Police improve social media skills, raising worries by media
DENVER — It opens with a warning: This video contains footage from real police body cameras. Viewer discretion is advised.
Then, an introduction: “I would like you to hear from me, what happened,” Douglas County Sheriff Tony Spurlock says, facing the camera.
The next eight minutes provide a carefully edited glimpse of the events that led to a 29-year-old deputy’s Dec. 31 death inside an apartment complex south of Denver.
The video posted Jan. 8 on the department’s social media accounts is punctuated by gunshots and shouts of panic and pain, and undoubtedly illustrates the danger Deputy Zack Parrish and other officers met during that call. Open government advocates also consider it a dramatic example of law enforcement agencies’ expanding efforts to release their own accounts of events to the public and media.
There’s nothing wrong with police communicating through social media, open government advocates said. But they worry it allows law enforcement to bypass questions from traditional media and warn that taking advantage of the tools requires agencies to be completely transparent, whatever the situation.
In Colorado, Parrish was among three deputies in three counties shot dead while on duty in barely more than a month. The calls that preceded the killings varied — a mentally ill veteran, a reported fight and a stolen car investigation. But the departments took similar approaches, relying on their social media accounts to release information and giving news outlets limited opportunity to ask questions about what happened.

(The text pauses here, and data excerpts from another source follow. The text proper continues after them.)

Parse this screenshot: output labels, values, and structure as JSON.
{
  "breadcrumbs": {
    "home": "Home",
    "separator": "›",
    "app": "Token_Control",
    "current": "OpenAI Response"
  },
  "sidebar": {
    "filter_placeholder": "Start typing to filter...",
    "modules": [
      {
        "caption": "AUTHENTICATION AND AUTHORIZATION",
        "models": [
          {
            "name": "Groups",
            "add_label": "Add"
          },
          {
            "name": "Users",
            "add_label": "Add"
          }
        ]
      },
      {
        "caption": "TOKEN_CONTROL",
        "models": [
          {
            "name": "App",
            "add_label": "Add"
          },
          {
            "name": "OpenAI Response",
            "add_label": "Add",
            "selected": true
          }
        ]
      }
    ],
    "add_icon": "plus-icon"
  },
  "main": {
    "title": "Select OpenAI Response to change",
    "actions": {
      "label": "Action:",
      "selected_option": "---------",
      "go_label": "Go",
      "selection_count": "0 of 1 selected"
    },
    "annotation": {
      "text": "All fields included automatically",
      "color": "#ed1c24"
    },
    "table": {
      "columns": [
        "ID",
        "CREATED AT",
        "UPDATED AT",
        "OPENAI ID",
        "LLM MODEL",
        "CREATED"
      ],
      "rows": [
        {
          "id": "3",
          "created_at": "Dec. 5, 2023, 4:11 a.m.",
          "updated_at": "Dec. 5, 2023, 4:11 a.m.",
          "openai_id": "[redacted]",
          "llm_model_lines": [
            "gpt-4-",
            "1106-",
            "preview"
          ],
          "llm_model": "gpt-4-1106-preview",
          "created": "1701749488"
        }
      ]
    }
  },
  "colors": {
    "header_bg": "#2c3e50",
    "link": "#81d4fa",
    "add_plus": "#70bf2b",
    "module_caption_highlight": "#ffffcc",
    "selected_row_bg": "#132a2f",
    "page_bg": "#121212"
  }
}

Police have made use of social media for years, from viral videos of officers’ danceoffs with kids to the Boston Police Department’s extensive use of Twitter following the 2013 marathon bombing.
Agencies are eager to cut the middleman and tell their own stories, said Lauri Stevens, a former TV news reporter who founded an annual conference in 2010 that teaches departments about promoting themselves on social media.
“It’s not any less valid than any media, in this day and age,” she said.
Stevens said many agencies are getting better at connecting with residents on routine days, sharing updates and knocking down rumors during high-profile incidents.
Sgt. William Hutchison, Palm Springs police spokesman, presented at Stevens’ conference last year about his agency’s communications strategy after two officers were shot dead in 2016. Looking back, Hutchison said he would have posted even more information directly to Facebook and Twitter.
Hutchison said he doesn’t view social accounts as a way to avoid traditional media, and complimented local coverage of the officers’ killings.
“More people watch the news than the number of people who watch us, and you’ve got to maintain that relationship,” he said. “But law enforcement is becoming more skilled and has (our) own platform now that we didn’t have before.”